Tenggarong – Akademisi Fakultas Hukum Universitas Kutai Kartanegara (Unikarta), La Ode Ali Imran, menilai bahwa Pengadilan Tinggi Tata Usaha Negara (PTTUN) Banjarmasin tidak menolak gugatan sengketa Pilkada Kutai Kartanegara (Kukar) 2024 yang diajukan oleh pasangan calon nomor 03, Dendi-Alif.
Menurut La Ode, putusan PTTUN yang menyatakan gugatan “tidak diterima” perlu dipahami secara lebih tepat.
“Putusan dengan Nomor 7/G/PILKADA/2024/PT.TUN.BJM tidak menolak pokok perkara, melainkan hanya terkait dengan syarat-syarat formal pengajuan gugatan yang dianggap tidak terpenuhi,” ujar La Ode, Rabu (23/10/2024) malam.

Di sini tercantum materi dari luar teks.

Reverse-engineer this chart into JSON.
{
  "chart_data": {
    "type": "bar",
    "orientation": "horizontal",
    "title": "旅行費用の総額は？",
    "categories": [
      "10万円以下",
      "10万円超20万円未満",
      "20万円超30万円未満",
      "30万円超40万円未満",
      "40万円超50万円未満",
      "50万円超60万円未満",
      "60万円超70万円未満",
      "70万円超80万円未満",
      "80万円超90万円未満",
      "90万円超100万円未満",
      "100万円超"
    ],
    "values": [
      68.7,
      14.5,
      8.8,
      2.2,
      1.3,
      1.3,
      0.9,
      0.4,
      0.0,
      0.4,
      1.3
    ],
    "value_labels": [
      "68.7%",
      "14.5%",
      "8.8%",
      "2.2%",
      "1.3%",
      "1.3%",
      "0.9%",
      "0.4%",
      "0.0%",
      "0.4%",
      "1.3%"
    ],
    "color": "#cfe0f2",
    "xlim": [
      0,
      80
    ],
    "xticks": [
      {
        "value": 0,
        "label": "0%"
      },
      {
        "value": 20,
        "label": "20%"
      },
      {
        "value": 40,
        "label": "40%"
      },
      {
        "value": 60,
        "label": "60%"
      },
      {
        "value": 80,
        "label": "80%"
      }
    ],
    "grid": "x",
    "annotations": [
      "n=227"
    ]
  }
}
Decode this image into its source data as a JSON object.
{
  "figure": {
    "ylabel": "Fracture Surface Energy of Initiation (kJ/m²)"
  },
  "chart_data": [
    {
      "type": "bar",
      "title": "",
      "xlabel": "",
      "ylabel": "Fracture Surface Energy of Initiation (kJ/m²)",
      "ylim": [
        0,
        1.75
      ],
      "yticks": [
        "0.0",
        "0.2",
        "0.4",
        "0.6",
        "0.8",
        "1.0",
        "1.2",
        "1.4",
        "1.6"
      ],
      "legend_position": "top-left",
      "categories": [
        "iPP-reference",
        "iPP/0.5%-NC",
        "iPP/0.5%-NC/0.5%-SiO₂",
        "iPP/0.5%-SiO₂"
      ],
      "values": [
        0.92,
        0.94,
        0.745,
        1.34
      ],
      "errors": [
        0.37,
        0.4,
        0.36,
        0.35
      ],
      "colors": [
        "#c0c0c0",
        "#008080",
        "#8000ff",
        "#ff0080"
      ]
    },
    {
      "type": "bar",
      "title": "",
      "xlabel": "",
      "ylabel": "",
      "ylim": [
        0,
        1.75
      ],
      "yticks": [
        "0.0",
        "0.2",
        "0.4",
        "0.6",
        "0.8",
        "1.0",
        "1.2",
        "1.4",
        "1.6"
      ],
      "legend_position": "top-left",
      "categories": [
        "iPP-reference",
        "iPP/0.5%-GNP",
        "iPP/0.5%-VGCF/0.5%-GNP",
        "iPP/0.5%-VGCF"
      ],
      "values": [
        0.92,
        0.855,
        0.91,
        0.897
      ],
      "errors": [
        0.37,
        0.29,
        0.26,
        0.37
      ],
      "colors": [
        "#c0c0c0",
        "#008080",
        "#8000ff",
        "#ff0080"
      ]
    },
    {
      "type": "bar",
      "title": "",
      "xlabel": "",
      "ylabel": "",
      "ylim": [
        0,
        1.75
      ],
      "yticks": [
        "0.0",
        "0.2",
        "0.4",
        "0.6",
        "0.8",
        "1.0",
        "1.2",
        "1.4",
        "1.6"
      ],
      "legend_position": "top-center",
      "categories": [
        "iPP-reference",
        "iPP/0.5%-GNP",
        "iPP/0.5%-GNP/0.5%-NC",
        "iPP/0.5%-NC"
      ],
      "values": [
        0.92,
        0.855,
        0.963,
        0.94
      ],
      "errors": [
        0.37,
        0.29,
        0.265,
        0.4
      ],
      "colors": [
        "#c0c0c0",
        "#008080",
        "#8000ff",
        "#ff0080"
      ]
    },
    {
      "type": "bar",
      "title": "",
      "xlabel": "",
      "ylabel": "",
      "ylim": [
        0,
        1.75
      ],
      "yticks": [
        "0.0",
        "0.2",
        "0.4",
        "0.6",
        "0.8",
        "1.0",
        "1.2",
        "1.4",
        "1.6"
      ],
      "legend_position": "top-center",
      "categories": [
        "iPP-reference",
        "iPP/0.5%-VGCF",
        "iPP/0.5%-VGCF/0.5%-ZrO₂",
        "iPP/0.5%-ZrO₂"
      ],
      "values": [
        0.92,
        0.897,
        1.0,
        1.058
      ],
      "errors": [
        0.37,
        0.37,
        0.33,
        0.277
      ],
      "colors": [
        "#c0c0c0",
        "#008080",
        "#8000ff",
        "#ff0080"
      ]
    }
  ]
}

Ia menjelaskan putusan tersebut bukan penolakan terhadap substansi perkara yang diajukan, melainkan hanya menyentuh soal legal standing atau kedudukan hukum para penggugat.
“Poin ini penting karena putusan ini tidak membahas isu substantif seperti dua atau tiga periode masa jabatan yang ramai dibicarakan publik dan diatur dalam keputusan Mahkamah Konstitusi,” tambahnya.
La Ode juga mempertanyakan pandangan majelis PTTUN yang menyatakan tidak adanya legal standing dalam kasus ini.
Ia menekankan perkara ini tidak hanya menyangkut pasangan calon, tetapi juga kepentingan rakyat Kukar dalam menjalani demokrasi yang sesuai dengan hukum.
Lebih lanjut, Ia menjelaskan pihak yang tidak puas dengan putusan PTTUN memiliki hak untuk mengajukan kasasi ke Mahkamah Agung (MA) sesuai dengan ketentuan hukum yang berlaku.
“Upaya hukum ini diatur dalam pasal 154 Undang-Undang Republik Indonesia Ayat 10 Tahun 2016,” jelasnya.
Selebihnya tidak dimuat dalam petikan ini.